Originally published at A Deeper Story.
“The world of dew
is the world of dew
And yet, and yet –”
I confess that most days, my heart is like a bratty 15-year old: arms crossed, chin raised, daring you to impress me.
I was born at the far edge of the age-group they call Generation Me…narcissistic and entitled and easily bored. I bristle at this language. I am not like that, I think. But it I’m honest, I’ll tell you that I wake up thinking about myself. I choose my acts of love or service or kindness mostly based on how much they will rock the equilibrium of my personal comfort.

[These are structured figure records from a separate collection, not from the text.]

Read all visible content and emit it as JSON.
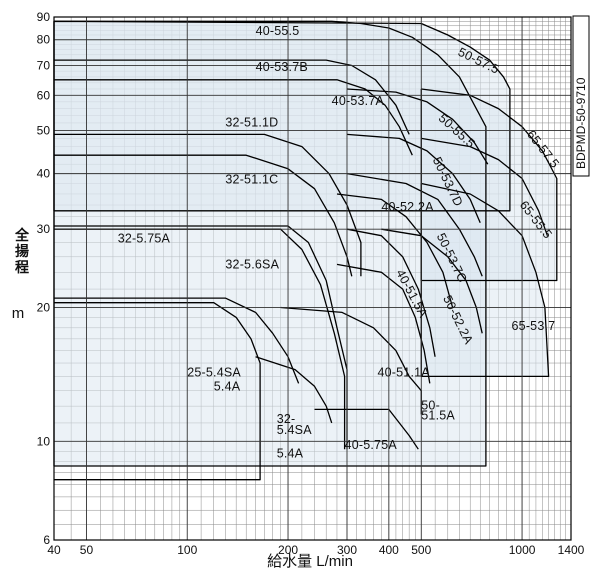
{
  "chart_data": {
    "type": "area",
    "xscale": "log",
    "yscale": "log",
    "xlim": [
      40,
      1400
    ],
    "ylim": [
      6,
      90
    ],
    "xticks": [
      {
        "v": 40,
        "label": "40"
      },
      {
        "v": 50,
        "label": "50"
      },
      {
        "v": 100,
        "label": "100"
      },
      {
        "v": 200,
        "label": "200"
      },
      {
        "v": 300,
        "label": "300"
      },
      {
        "v": 400,
        "label": "400"
      },
      {
        "v": 500,
        "label": "500"
      },
      {
        "v": 1000,
        "label": "1000"
      },
      {
        "v": 1400,
        "label": "1400"
      }
    ],
    "yticks": [
      {
        "v": 6,
        "label": "6"
      },
      {
        "v": 10,
        "label": "10"
      },
      {
        "v": 20,
        "label": "20"
      },
      {
        "v": 30,
        "label": "30"
      },
      {
        "v": 40,
        "label": "40"
      },
      {
        "v": 50,
        "label": "50"
      },
      {
        "v": 60,
        "label": "60"
      },
      {
        "v": 70,
        "label": "70"
      },
      {
        "v": 80,
        "label": "80"
      },
      {
        "v": 90,
        "label": "90"
      }
    ],
    "xlabel": "給水量 L/min",
    "ylabel_chars": [
      "全",
      "揚",
      "程"
    ],
    "ylabel_unit": "m",
    "code": "BDPMD-50-9710",
    "fill_color": "#dde7f1",
    "line_color": "#000000",
    "grid": true,
    "series": [
      {
        "name": "40-55.5",
        "points": [
          [
            40,
            88
          ],
          [
            270,
            88
          ],
          [
            330,
            87
          ],
          [
            400,
            85
          ],
          [
            470,
            81
          ],
          [
            560,
            74
          ],
          [
            650,
            66
          ],
          [
            780,
            51
          ],
          [
            780,
            8.8
          ],
          [
            40,
            8.8
          ]
        ]
      },
      {
        "name": "50-57.5",
        "points": [
          [
            40,
            88
          ],
          [
            500,
            87
          ],
          [
            600,
            82
          ],
          [
            700,
            77
          ],
          [
            800,
            72
          ],
          [
            880,
            66
          ],
          [
            920,
            62
          ],
          [
            920,
            33
          ],
          [
            40,
            33
          ]
        ]
      },
      {
        "name": "40-53.7B",
        "points": [
          [
            40,
            72
          ],
          [
            260,
            72
          ],
          [
            310,
            70
          ],
          [
            365,
            65
          ],
          [
            420,
            57
          ],
          [
            460,
            49
          ]
        ]
      },
      {
        "name": "40-53.7A",
        "points": [
          [
            40,
            65
          ],
          [
            280,
            65
          ],
          [
            340,
            62
          ],
          [
            390,
            57
          ],
          [
            430,
            51
          ],
          [
            470,
            44
          ]
        ]
      },
      {
        "name": "50-55.5",
        "points": [
          [
            300,
            62
          ],
          [
            420,
            61
          ],
          [
            520,
            58
          ],
          [
            620,
            53
          ],
          [
            720,
            47
          ],
          [
            790,
            42
          ]
        ]
      },
      {
        "name": "65-57.5",
        "points": [
          [
            500,
            62
          ],
          [
            700,
            60
          ],
          [
            850,
            56
          ],
          [
            1000,
            51
          ],
          [
            1150,
            45
          ],
          [
            1270,
            39
          ],
          [
            1270,
            23
          ],
          [
            500,
            23
          ]
        ]
      },
      {
        "name": "32-51.1D",
        "points": [
          [
            40,
            49
          ],
          [
            170,
            49
          ],
          [
            220,
            46
          ],
          [
            265,
            40
          ],
          [
            300,
            34
          ],
          [
            330,
            28
          ],
          [
            330,
            23.5
          ]
        ]
      },
      {
        "name": "32-51.1C",
        "points": [
          [
            40,
            44
          ],
          [
            150,
            44
          ],
          [
            200,
            41
          ],
          [
            240,
            37
          ],
          [
            275,
            31
          ],
          [
            300,
            26
          ],
          [
            310,
            23.5
          ]
        ]
      },
      {
        "name": "50-53.7D",
        "points": [
          [
            300,
            49
          ],
          [
            430,
            48
          ],
          [
            520,
            45
          ],
          [
            620,
            40
          ],
          [
            700,
            35
          ],
          [
            750,
            31
          ]
        ]
      },
      {
        "name": "65-55.5",
        "points": [
          [
            500,
            48
          ],
          [
            700,
            46
          ],
          [
            850,
            43
          ],
          [
            1000,
            39
          ],
          [
            1120,
            33
          ],
          [
            1190,
            29
          ]
        ]
      },
      {
        "name": "40-52.2A",
        "points": [
          [
            280,
            36
          ],
          [
            380,
            35
          ],
          [
            450,
            32
          ],
          [
            520,
            28
          ],
          [
            580,
            24
          ],
          [
            620,
            20
          ]
        ]
      },
      {
        "name": "50-53.7C",
        "points": [
          [
            300,
            40
          ],
          [
            450,
            38
          ],
          [
            560,
            35
          ],
          [
            650,
            30
          ],
          [
            720,
            26
          ],
          [
            760,
            23.5
          ]
        ]
      },
      {
        "name": "32-5.75A",
        "points": [
          [
            40,
            30.5
          ],
          [
            200,
            30.5
          ],
          [
            230,
            28
          ],
          [
            260,
            23
          ],
          [
            280,
            18
          ],
          [
            300,
            14.5
          ],
          [
            300,
            9.6
          ]
        ]
      },
      {
        "name": "32-5.6SA",
        "points": [
          [
            40,
            30
          ],
          [
            190,
            30
          ],
          [
            220,
            27
          ],
          [
            250,
            22.5
          ],
          [
            275,
            17.5
          ],
          [
            295,
            14
          ],
          [
            295,
            9.6
          ]
        ]
      },
      {
        "name": "40-51.5A",
        "points": [
          [
            300,
            30
          ],
          [
            380,
            29
          ],
          [
            440,
            26
          ],
          [
            490,
            22
          ],
          [
            530,
            18
          ],
          [
            550,
            15.5
          ]
        ]
      },
      {
        "name": "50-52.2A",
        "points": [
          [
            380,
            30
          ],
          [
            500,
            29
          ],
          [
            600,
            26
          ],
          [
            680,
            23
          ],
          [
            730,
            20
          ],
          [
            760,
            17.5
          ]
        ]
      },
      {
        "name": "65-53.7",
        "points": [
          [
            500,
            38
          ],
          [
            700,
            36
          ],
          [
            850,
            33
          ],
          [
            1000,
            29
          ],
          [
            1100,
            24
          ],
          [
            1170,
            20
          ],
          [
            1200,
            14
          ],
          [
            500,
            14
          ]
        ]
      },
      {
        "name": "25-5.4SA",
        "points": [
          [
            40,
            20.5
          ],
          [
            120,
            20.5
          ],
          [
            140,
            19
          ],
          [
            155,
            17
          ],
          [
            165,
            15
          ],
          [
            165,
            8.2
          ],
          [
            40,
            8.2
          ]
        ]
      },
      {
        "name": "5.4A",
        "points": [
          [
            40,
            21
          ],
          [
            130,
            21
          ],
          [
            160,
            19.5
          ],
          [
            180,
            17.5
          ],
          [
            200,
            15.5
          ],
          [
            215,
            13.5
          ]
        ]
      },
      {
        "name": "40-51.1A",
        "points": [
          [
            190,
            20
          ],
          [
            290,
            19.5
          ],
          [
            360,
            18
          ],
          [
            420,
            16
          ],
          [
            460,
            14
          ],
          [
            500,
            13
          ],
          [
            500,
            11.5
          ]
        ]
      },
      {
        "name": "50-51.5A",
        "points": [
          [
            280,
            25
          ],
          [
            380,
            24
          ],
          [
            440,
            22
          ],
          [
            480,
            19
          ],
          [
            510,
            16
          ],
          [
            530,
            13.5
          ]
        ]
      },
      {
        "name": "32-5.4SA",
        "points": [
          [
            160,
            15.5
          ],
          [
            210,
            14.5
          ],
          [
            240,
            13.3
          ],
          [
            260,
            12
          ],
          [
            270,
            11
          ]
        ]
      },
      {
        "name": "40-5.75A",
        "points": [
          [
            240,
            11.8
          ],
          [
            400,
            11.8
          ],
          [
            430,
            11
          ],
          [
            460,
            10.3
          ],
          [
            490,
            9.6
          ]
        ]
      }
    ],
    "labels": [
      {
        "text": "40-55.5",
        "x": 160,
        "y": 82,
        "rot": 0
      },
      {
        "text": "50-57.5",
        "x": 640,
        "y": 74,
        "rot": 26
      },
      {
        "text": "40-53.7B",
        "x": 160,
        "y": 68,
        "rot": 0
      },
      {
        "text": "40-53.7A",
        "x": 270,
        "y": 57,
        "rot": 0
      },
      {
        "text": "50-55.5",
        "x": 560,
        "y": 53,
        "rot": 42
      },
      {
        "text": "65-57.5",
        "x": 1030,
        "y": 49,
        "rot": 52
      },
      {
        "text": "32-51.1D",
        "x": 130,
        "y": 51,
        "rot": 0
      },
      {
        "text": "50-53.7D",
        "x": 540,
        "y": 43,
        "rot": 64
      },
      {
        "text": "32-51.1C",
        "x": 130,
        "y": 38,
        "rot": 0
      },
      {
        "text": "65-55.5",
        "x": 980,
        "y": 34,
        "rot": 52
      },
      {
        "text": "40-52.2A",
        "x": 380,
        "y": 33,
        "rot": 0
      },
      {
        "text": "50-53.7C",
        "x": 555,
        "y": 29,
        "rot": 64
      },
      {
        "text": "32-5.75A",
        "x": 62,
        "y": 28,
        "rot": 0
      },
      {
        "text": "40-51.5A",
        "x": 420,
        "y": 24,
        "rot": 62
      },
      {
        "text": "32-5.6SA",
        "x": 130,
        "y": 24.5,
        "rot": 0
      },
      {
        "text": "50-52.2A",
        "x": 580,
        "y": 21,
        "rot": 64
      },
      {
        "text": "65-53.7",
        "x": 930,
        "y": 17.8,
        "rot": 0
      },
      {
        "text": "25-5.4SA",
        "x": 100,
        "y": 14,
        "rot": 0
      },
      {
        "text": "5.4A",
        "x": 120,
        "y": 13,
        "rot": 0
      },
      {
        "text": "40-51.1A",
        "x": 370,
        "y": 14,
        "rot": 0
      },
      {
        "text": "50-",
        "x": 500,
        "y": 11.8,
        "rot": 0
      },
      {
        "text": "51.5A",
        "x": 500,
        "y": 11.2,
        "rot": 0
      },
      {
        "text": "32-",
        "x": 185,
        "y": 11,
        "rot": 0
      },
      {
        "text": "5.4SA",
        "x": 185,
        "y": 10.4,
        "rot": 0
      },
      {
        "text": "5.4A",
        "x": 185,
        "y": 9.2,
        "rot": 0
      },
      {
        "text": "40-5.75A",
        "x": 295,
        "y": 9.6,
        "rot": 0
      }
    ]
  }
}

I am fuzzy on the line between self-care and self-absorbed.
Once I went to Bible college, and I aced my pop quiz on the Gospels and my paper on evangelicalism and my final on Theology. I’ve read the Bible, beginning and then back again. In my 29 years, I have sat through 1500 sermons – give or take – so don’t think you can tell an anecdote I haven’t heard, a statistic I don’t know.
That scripture you’re reading aloud from the podium? I’ve heard it a hundred times. Memorized it in AWANA Sparks. Earned myself a ruby-red jewel for my plastic, pinned-on crown. So I’m gonna need you to spin it new, get into the Greek of it, the etymology, the history. Surprise me with your insight.
I dare you to impress me.
We changes jobs frequently, apparently – people in this generation. That’s what the sociologists say. They say we have too great of expectations, little patience for anything that seems to lack meaning. And I haven’t changed jobs all that much, but I have been nomadic in my spirituality. I have wandered aimlessly from church to church to church, looking for something that I cannot name. Leaving when it’s not there.
I keep waiting for that one big thing that will take my breath away. That will leave me standing rooted to the spot, looking up.
In the box office, I watch movies with 150-million-dollar budgets and critique the special effects. In worship services, the music circles higher and louder, and the fog machine blasts and the lights change color, and I confuse entertainment with awe.
I have believed the lie that wonder is something that is given to me by someone else. That it is fire and flurry, the crashing of might and might, the explosion of flame. Dazzle and daring and the fluorescent spectacular.
But the truth is that none of this is wonder. Not really. There is nothing passive about true wonder. It is not dependent on bigness or limited by smallness; it is not the response to entertainment or to spectacle.
Wonder is a choice. It comes only when I choose to stay.
It’s that thing that happens when doubt and astonishment and mystery converge. It happens when I stand in one place long enough. When I stare out at the broken cattails or the winter-bare branches or a dew drop until it stops being about me. Starts being about the branch. And then about more than the branch. And then about God.
And it doesn’t always feel like epiphany or the climax of a hit movie. Sometimes it comes and goes so quickly that you almost can’t believe that it was there.
But in that moment, something in your heart reaches towards God. And for a small span of space, you believe Him to be all he says he is, and you know it is enough…and this is the true heart of worship.
And all these years, my angsty, self–focused heart has been making the wrong statement.
It’s not I dare you to impress me. Rather, it’s I will dare to be impressed.
There is work to all this wonder. I can choose to be moved, even when it does not feel holy or wild or amazing. I can decide to stay long enough to see the whole thing ignite like a bush burning. Because God is here: in this tiny church, this broken family, this song, this wintering state…this moment.
The ground spreads wide and uneven beneath me, and all of it is holy.
The dew drop is suspended at the edge of the railing. Wonder is the choice to look closer and closer. To stay until the dew becomes a universe, and your heart lurches when you recognize the holy center: the wild love of God.